1. Eigentlich, eine Ausschließung dem Orte nach, außerhalb, im Gegensatze des veralteten inner. Außer der Stadt wohnen. Ich habe etwas Nothwendiges außer dem Hause zu verrichten. Auch außer den Pallästen der Reichen wohnt unter der Hütte von Stroh wahre Freude. Suche die Quelle deiner Zufriedenheit nicht außer dir auf. Glückseligkeit außer der Tugend suchen, heißt die Seligkeit in der Hölle erwarten, Dusch.

Hierher gehören auch folgende figürliche Redensarten. Außer sich seyn, oder kommen, sich seiner nicht mehr bewußt seyn. Er war vor Freude ganz außer sich. Ich komme ganz außer mir, Gell. Die gemeinen R.A. sich außer Athem laufen, reden,[645] schreyen, u.s.f. etwas außer Acht lassen, für aus dem Athem, aus der Acht, scheinen noch Überbleibsel des alten Gebrauches zu seyn, da außer sehr oft für die Präposition aus gesetzt wurde.
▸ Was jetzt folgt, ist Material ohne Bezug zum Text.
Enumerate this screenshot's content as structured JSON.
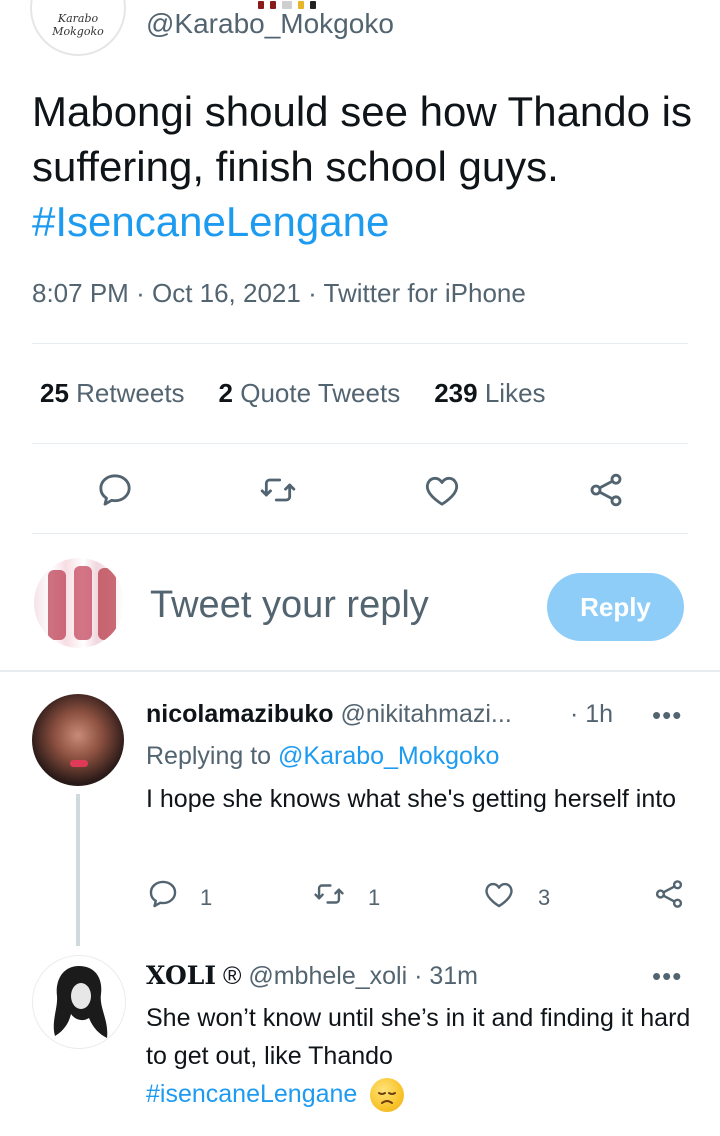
{
  "main_tweet": {
    "author_handle": "@Karabo_Mokgoko",
    "avatar_signature": "Karabo Mokgoko",
    "text": "Mabongi should see how Thando is suffering, finish school guys.",
    "hashtag": "#IsencaneLengane",
    "time": "8:07 PM",
    "date": "Oct 16, 2021",
    "source": "Twitter for iPhone",
    "retweets_count": "25",
    "retweets_label": "Retweets",
    "quotes_count": "2",
    "quotes_label": "Quote Tweets",
    "likes_count": "239",
    "likes_label": "Likes"
  },
  "composer": {
    "placeholder": "Tweet your reply",
    "reply_button": "Reply"
  },
  "replies": [
    {
      "name": "nicolamazibuko",
      "handle": "@nikitahmazi...",
      "time": "1h",
      "replying_prefix": "Replying to",
      "replying_to": "@Karabo_Mokgoko",
      "text": "I hope she knows what she's getting herself into",
      "reply_count": "1",
      "retweet_count": "1",
      "like_count": "3"
    },
    {
      "name": "XOLI",
      "name_badge": "®",
      "handle": "@mbhele_xoli",
      "time": "31m",
      "text": "She won’t know until she’s in it and finding it hard to get out, like Thando",
      "hashtag": "#isencaneLengane",
      "emoji": "disappointed-face"
    }
  ],
  "separators": {
    "dot": "·",
    "more": "•••"
  },
  "colors": {
    "accent": "#1d9bf0",
    "secondary_text": "#536471",
    "reply_button_disabled": "#8ecdf8"
  }
}
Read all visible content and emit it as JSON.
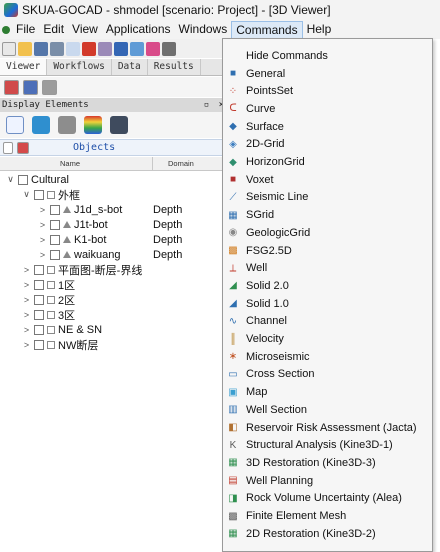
{
  "window": {
    "title": "SKUA-GOCAD - shmodel  [scenario: Project] - [3D Viewer]"
  },
  "menubar": {
    "items": [
      "File",
      "Edit",
      "View",
      "Applications",
      "Windows",
      "Commands",
      "Help"
    ],
    "active": "Commands"
  },
  "tabs": [
    "Viewer",
    "Workflows",
    "Data",
    "Results"
  ],
  "panel": {
    "title": "Display Elements",
    "objects_label": "Objects"
  },
  "columns": {
    "name": "Name",
    "domain": "Domain"
  },
  "tree": [
    {
      "label": "Cultural",
      "domain": "",
      "level": 0,
      "expanded": true,
      "icon": "none"
    },
    {
      "label": "外框",
      "domain": "",
      "level": 1,
      "expanded": true,
      "icon": "square"
    },
    {
      "label": "J1d_s-bot",
      "domain": "Depth",
      "level": 2,
      "expanded": false,
      "icon": "triangle"
    },
    {
      "label": "J1t-bot",
      "domain": "Depth",
      "level": 2,
      "expanded": false,
      "icon": "triangle"
    },
    {
      "label": "K1-bot",
      "domain": "Depth",
      "level": 2,
      "expanded": false,
      "icon": "triangle"
    },
    {
      "label": "waikuang",
      "domain": "Depth",
      "level": 2,
      "expanded": false,
      "icon": "triangle"
    },
    {
      "label": "平面图-断层-界线",
      "domain": "",
      "level": 1,
      "expanded": false,
      "icon": "square"
    },
    {
      "label": "1区",
      "domain": "",
      "level": 1,
      "expanded": false,
      "icon": "square"
    },
    {
      "label": "2区",
      "domain": "",
      "level": 1,
      "expanded": false,
      "icon": "square"
    },
    {
      "label": "3区",
      "domain": "",
      "level": 1,
      "expanded": false,
      "icon": "square"
    },
    {
      "label": "NE & SN",
      "domain": "",
      "level": 1,
      "expanded": false,
      "icon": "square"
    },
    {
      "label": "NW断层",
      "domain": "",
      "level": 1,
      "expanded": false,
      "icon": "square"
    }
  ],
  "commands_menu": [
    {
      "label": "Hide Commands",
      "icon": "none"
    },
    {
      "label": "General",
      "icon": "general-icon"
    },
    {
      "label": "PointsSet",
      "icon": "pointsset-icon"
    },
    {
      "label": "Curve",
      "icon": "curve-icon"
    },
    {
      "label": "Surface",
      "icon": "surface-icon"
    },
    {
      "label": "2D-Grid",
      "icon": "2d-grid-icon"
    },
    {
      "label": "HorizonGrid",
      "icon": "horizongrid-icon"
    },
    {
      "label": "Voxet",
      "icon": "voxet-icon"
    },
    {
      "label": "Seismic Line",
      "icon": "seismic-line-icon"
    },
    {
      "label": "SGrid",
      "icon": "sgrid-icon"
    },
    {
      "label": "GeologicGrid",
      "icon": "geologicgrid-icon"
    },
    {
      "label": "FSG2.5D",
      "icon": "fsg25d-icon"
    },
    {
      "label": "Well",
      "icon": "well-icon"
    },
    {
      "label": "Solid 2.0",
      "icon": "solid-2-icon"
    },
    {
      "label": "Solid 1.0",
      "icon": "solid-1-icon"
    },
    {
      "label": "Channel",
      "icon": "channel-icon"
    },
    {
      "label": "Velocity",
      "icon": "velocity-icon"
    },
    {
      "label": "Microseismic",
      "icon": "microseismic-icon"
    },
    {
      "label": "Cross Section",
      "icon": "cross-section-icon"
    },
    {
      "label": "Map",
      "icon": "map-icon"
    },
    {
      "label": "Well Section",
      "icon": "well-section-icon"
    },
    {
      "label": "Reservoir Risk Assessment (Jacta)",
      "icon": "reservoir-risk-icon"
    },
    {
      "label": "Structural Analysis (Kine3D-1)",
      "icon": "structural-analysis-icon"
    },
    {
      "label": "3D Restoration (Kine3D-3)",
      "icon": "3d-restoration-icon"
    },
    {
      "label": "Well Planning",
      "icon": "well-planning-icon"
    },
    {
      "label": "Rock Volume Uncertainty (Alea)",
      "icon": "rock-volume-icon"
    },
    {
      "label": "Finite Element Mesh",
      "icon": "finite-element-icon"
    },
    {
      "label": "2D Restoration (Kine3D-2)",
      "icon": "2d-restoration-icon"
    }
  ]
}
2. Figürlich, der Person und Sache nach, wo das folgende Hauptwort gemeiniglich den Artikel verlieret. Außer Stande seyn, nicht im Stande seyn. Er ist ganz außer Stande sich zu helfen. Ingleichen für ohne. Außer Gefahr, außer Schuld seyn. Sich außer Schuld setzen. Nun bin ich außer Sorgen, nun ist meine Sorge gehoben, nun habe ich keine Sorge mehr dafür. Außer Fassung, außer Thätigkeit gesetzt werden. Wenn die Thorheit gar zu groß ist, so ist gewiß das Herz selten außer Schuld, Cron. Wie auch über. Außer diesen Geldsorten hatte er noch andere. Zuweilen auch der Zeit nach, besonders in der gemeinen Redensart: es ist außer der Zeit, es ist nicht die gehörige Zeit dazu.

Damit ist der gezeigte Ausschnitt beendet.